L’inflation fulgurante actuelle rend la gestion du budget communal cinacien hasardeuse. Que cela concerne le chauffage, l’électricité, l’éclairage public, les charges d’assurances ou l’indexation salariale, il semblerait qu’il faille se montrer économe et prudent dans les mois à venir. Ce qui ne semble pas être le cas, à en croire le directeur financier Bernard Deharre. "Tous les signaux virent au rouge. Il ne suffira pas que l’orchestre continue de jouer pour empêcher nos finances communales de sombrer", a-t-il déclaré dans un avis rendu sur le budget 2021.

Lundi au conseil, la modification budgétaire 2022 était donc attendue par les deux groupes de l’opposition, Écolo et Action, qui se sont dits inquiets face à cette situation. Ils ont d’ailleurs décidé de voter contre le point.

«Je n’ai pas vu de pistes d’économie»

"On pouvait s’attendre à des mesures de prudence, ou de sobriété mais ça ne semble pas être le cas. On pense à des diminutions de dépenses énergétiques en investissant dans l’isolation" , cite par exemple François Bouchat (Écolo), le premier à s’exprimer. "Que mettez-vous en place pour une pérennité de moyens et une indépendance financière? On ne voudrait pas être sous tutelle dans les prochaines années. Malheureusement ces questions ne trouvent pas réponse dans les modifications budgétaires présentées aujourd’hui" , a-t-il poursuivi.

Frédérick Botin prend ensuite la parole. "Parler en second, c’est taper sur un clou que je vais manifestement enfoncer. Quand j’ai tourné les pages du dossier, j’ai été stupéfait et inquiet" , assure-t-il. "Le directeur financier est complètement défavorable sur les implications financières, attirant l’attention sur le fait que la situation s’assombrit et que les mises en garde ne semblent pas être prises en compte. Les taux d’intérêt de +2,5%, certains taux triplent, quadruplent. Les festivités, les déchets, l’énergie, on a toute une série de rubriques qui augmentent et je n’ai pas vu de pistes d’économie."
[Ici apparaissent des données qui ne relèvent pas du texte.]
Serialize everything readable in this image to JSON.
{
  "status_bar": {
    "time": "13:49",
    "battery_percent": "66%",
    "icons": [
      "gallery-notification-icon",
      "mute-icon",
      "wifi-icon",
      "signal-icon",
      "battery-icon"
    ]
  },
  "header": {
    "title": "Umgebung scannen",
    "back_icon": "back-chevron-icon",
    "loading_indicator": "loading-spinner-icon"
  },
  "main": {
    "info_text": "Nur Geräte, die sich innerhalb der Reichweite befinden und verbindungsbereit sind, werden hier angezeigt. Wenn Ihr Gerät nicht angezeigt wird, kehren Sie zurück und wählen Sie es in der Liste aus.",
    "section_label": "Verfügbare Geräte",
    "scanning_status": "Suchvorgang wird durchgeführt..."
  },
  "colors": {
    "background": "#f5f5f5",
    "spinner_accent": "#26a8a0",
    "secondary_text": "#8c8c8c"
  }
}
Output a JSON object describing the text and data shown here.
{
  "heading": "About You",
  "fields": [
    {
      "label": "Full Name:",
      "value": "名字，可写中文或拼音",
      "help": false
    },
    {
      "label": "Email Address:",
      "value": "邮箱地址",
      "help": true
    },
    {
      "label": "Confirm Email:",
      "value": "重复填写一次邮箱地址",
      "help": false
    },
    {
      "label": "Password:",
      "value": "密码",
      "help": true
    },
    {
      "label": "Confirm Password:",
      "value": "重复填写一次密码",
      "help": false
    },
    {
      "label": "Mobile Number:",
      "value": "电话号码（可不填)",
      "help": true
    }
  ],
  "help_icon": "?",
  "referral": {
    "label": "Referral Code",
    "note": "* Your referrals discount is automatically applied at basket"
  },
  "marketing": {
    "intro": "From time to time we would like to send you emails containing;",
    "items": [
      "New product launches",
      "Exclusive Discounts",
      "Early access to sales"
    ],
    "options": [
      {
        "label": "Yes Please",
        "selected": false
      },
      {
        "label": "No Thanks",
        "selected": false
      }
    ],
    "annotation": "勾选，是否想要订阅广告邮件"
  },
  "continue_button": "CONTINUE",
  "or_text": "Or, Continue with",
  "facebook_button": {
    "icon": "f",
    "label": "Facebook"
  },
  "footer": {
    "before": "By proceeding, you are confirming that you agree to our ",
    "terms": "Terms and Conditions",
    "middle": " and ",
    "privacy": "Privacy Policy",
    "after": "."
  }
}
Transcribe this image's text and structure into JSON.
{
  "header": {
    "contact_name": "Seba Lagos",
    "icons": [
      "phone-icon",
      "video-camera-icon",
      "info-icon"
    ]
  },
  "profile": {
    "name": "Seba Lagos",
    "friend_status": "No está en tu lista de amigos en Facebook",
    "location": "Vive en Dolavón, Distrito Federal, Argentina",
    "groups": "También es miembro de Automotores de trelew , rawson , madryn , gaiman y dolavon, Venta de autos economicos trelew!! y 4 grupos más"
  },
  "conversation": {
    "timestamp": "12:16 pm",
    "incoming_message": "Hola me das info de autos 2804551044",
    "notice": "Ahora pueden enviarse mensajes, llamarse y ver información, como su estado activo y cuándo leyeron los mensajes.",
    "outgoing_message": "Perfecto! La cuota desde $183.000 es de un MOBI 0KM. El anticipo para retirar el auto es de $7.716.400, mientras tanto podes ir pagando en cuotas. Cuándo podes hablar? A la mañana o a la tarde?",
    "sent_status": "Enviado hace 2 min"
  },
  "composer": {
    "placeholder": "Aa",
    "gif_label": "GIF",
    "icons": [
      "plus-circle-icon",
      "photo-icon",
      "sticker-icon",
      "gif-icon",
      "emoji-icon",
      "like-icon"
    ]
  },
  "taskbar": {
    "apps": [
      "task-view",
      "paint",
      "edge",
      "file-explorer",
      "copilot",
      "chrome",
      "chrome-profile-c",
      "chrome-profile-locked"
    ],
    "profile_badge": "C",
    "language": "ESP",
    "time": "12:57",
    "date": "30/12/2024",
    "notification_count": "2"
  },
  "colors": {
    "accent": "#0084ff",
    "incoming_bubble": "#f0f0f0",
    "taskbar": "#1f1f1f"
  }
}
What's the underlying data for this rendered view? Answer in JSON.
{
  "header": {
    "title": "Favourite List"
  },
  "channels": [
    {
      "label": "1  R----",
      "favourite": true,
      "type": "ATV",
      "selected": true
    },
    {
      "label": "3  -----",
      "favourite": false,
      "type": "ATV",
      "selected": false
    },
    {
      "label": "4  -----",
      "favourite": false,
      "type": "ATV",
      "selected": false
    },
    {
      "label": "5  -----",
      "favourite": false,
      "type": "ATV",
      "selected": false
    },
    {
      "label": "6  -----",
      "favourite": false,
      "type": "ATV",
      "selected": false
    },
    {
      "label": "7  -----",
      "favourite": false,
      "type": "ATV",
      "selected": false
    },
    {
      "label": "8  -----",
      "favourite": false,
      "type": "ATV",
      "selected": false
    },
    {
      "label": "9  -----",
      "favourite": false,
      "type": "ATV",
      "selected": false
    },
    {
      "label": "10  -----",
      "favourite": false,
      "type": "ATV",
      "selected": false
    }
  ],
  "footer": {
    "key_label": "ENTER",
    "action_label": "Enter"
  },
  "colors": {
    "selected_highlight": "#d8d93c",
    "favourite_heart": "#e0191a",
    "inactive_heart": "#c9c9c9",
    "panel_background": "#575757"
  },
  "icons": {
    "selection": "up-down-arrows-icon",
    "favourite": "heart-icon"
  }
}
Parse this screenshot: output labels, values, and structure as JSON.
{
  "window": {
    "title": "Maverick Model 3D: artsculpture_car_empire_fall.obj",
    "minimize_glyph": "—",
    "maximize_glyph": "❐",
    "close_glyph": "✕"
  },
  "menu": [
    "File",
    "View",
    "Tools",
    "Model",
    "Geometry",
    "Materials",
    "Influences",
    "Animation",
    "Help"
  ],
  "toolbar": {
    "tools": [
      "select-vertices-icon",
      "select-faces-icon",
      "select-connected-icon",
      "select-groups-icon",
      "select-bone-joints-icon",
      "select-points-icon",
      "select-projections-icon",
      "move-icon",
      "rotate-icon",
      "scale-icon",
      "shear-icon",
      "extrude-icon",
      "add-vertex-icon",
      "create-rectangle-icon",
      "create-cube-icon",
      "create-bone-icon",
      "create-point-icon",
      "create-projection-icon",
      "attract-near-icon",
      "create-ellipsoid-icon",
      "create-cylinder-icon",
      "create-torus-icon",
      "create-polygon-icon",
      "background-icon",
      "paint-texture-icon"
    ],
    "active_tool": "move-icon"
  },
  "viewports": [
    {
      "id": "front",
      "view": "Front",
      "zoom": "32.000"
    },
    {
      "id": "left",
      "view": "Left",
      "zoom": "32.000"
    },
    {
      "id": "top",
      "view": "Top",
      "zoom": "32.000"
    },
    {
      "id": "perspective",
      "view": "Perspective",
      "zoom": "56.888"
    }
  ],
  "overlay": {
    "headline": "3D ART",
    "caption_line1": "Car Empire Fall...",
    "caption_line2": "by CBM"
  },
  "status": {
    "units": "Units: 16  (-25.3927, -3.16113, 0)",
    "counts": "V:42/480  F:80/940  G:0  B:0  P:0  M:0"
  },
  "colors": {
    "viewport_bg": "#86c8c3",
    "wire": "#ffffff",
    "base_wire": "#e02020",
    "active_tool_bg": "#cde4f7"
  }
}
Au service ordinaire, des suppléments pour les assurances de la Ville ont été ajoutés à la première modification budgétaire de l’exercice, d’autres pour le CPAS, les festivités et la gestion des déchets. À l’extraordinaire, près de 4,2 millions de dépenses nouvelles ont été présentées par le directeur financier, celles-ci étant au bénéfice des ateliers communaux, de l’entretien des voiries/trottoirs et d’appels à projet (patrimoine et festivités).

"J’ai l’impression que vous allez tirer jusqu’en 2024 sans problème mais qu’en 2025, ceux qui seront en place seront confrontés à d’énormes problèmes. Il faudra augmenter les impôts aux maxima. C’est le citoyen qui va payer. Vis-à-vis de lui, il faut des projets qui répondent à ses besoins" , a exprimé Jean-Marie Cheffert qui s’est également dit très inquiet par la charge de la dette. "C’est toujours le débat qui déchaîne Jean-Marie", a rétorqué Gaëtan Gérard, échevin des finances. "Juste une petite chose: on peut jouer avec la dette. Dernièrement, on a fait plein d’emprunts de projets fixés en 2012, car ces emprunts se font à la fin des projets. Prendre une photo fin 2018 et fin 2024, ce n’est donc vraiment pas un bon moyen de comparaison."